Hawk chases dreams into the skateparks

Speaks at Stambaugh on life, philanthropy

YOUNGSTOWN — Legendary skateboarder Tony Hawk was making six figures in high school and had an amazing career ahead of him, but pushed through to earn his diploma.

He admits it was challenging to stay focused in careers class “when I was making more (money) than my teacher.”

Hawk, 54, recounted the story during a free lecture Wednesday at Stambaugh Auditorium as part of the Youngstown State University Thomas Colloquium Lecture Series.

Hawk was born in San Diego to parents who had three older children. He was 9 when his brother gave him a fiberglass Bahne skateboard.

Despite being scrawny, Hawk said he was determined to succeed. He turned pro at 14 and, by 16, was regarded as one of the world’s best skaters.

Hawk told the crowd he was 17 when he bought his first house. He said he knew his path would be skateboarding, not college.

“I was going to chase (skateboarding) till the end,” he said. “I’m still chasing it.”

He was a world champion for 12 consecutive years and a 16-time X Games medalist.

In 1999, he became the first skater to land successfully a “900,” an aerial spin with 2 1/2 revolutions, performed on a skateboard ramp.

Hawk, who retired from professional skateboarding in 2003, has appeared in movies, has a billion-dollar video game franchise and his own line of skateboards, clothing, sporting goods and toys.

He authored a New York Times bestseller and operates a film, television and commercial production company. This year, HBO debuted the documentary, “Tony Hawk: Until the Wheels Fall Off.”

Also a philanthropist, he founded The Skatepark Project, which has given more than $10 million to over 800 skatepark projects throughout the U.S.

The audience was made up of students from YSU and Youngstown City Schools, members of the Boys & Girls Club and the public.

An audience member asked Hawk what the community could do to land a skatepark here.

Hawk told him to contact his foundation to see if a local park would meet a set of criteria and, if so, “maybe we could help.”

Chris Williams, 43, of Youngstown, was able to score the last ticket to see Hawk’s sold-out show.
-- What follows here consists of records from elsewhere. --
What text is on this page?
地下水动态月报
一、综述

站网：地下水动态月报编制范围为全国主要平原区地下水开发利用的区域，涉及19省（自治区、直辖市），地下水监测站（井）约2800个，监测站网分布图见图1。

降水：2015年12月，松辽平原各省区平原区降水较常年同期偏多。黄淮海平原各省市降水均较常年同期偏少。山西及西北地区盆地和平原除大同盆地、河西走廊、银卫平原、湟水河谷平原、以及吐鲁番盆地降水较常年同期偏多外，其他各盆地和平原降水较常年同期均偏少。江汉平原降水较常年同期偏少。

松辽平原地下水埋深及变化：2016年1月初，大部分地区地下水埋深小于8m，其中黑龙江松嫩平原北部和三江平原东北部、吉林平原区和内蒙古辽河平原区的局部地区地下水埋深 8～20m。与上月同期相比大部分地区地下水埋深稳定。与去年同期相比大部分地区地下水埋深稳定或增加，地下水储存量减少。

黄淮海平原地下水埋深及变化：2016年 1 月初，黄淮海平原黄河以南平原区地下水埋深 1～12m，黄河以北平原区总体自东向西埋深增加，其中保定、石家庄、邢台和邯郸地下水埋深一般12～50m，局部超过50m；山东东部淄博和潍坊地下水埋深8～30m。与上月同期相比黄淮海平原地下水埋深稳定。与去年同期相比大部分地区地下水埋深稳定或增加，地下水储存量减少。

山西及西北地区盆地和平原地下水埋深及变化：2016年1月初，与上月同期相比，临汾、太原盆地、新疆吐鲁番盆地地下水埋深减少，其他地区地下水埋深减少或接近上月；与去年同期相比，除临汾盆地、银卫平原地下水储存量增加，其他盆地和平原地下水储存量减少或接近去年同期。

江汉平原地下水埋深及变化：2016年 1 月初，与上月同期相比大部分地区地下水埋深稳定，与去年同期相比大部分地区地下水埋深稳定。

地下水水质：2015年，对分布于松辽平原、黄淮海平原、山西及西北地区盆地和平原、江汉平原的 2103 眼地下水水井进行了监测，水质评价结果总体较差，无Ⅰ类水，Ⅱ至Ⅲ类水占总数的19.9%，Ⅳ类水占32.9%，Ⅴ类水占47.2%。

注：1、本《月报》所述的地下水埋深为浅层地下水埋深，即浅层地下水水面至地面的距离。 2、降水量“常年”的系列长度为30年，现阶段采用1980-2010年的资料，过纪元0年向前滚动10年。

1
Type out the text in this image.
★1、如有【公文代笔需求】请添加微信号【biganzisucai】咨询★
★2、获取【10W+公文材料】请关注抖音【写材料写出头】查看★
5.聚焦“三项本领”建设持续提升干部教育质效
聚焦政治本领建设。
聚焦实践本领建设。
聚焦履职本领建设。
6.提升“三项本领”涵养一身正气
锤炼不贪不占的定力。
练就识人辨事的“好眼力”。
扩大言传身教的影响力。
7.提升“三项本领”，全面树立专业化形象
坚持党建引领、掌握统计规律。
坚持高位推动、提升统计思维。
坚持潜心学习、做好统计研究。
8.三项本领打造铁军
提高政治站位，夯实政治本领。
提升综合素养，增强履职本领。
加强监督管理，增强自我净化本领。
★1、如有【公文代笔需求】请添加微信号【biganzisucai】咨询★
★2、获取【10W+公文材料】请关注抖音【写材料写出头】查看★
He skateboarded a bit when he was young and said he grew up following Hawk.

“I idolized him as a kid,” Williams said. “Tonight was an awesome night, and I’m glad I was able to experience it in person.”

Hawk, who broke his femur in March while skateboarding, said he had his teeth knocked out when he was just starting out and had numerous injuries over the years.

“I wanted to do this, even at the cost of bodily harm,” he said. “Luckily, my parents were supportive of that.”

When asked by an audience member what advice he had for the crowd, Hawk said it would be to challenge yourself continually.

“Chase your passion and learn everything about it,” he said. “Don’t just chase the dollars.”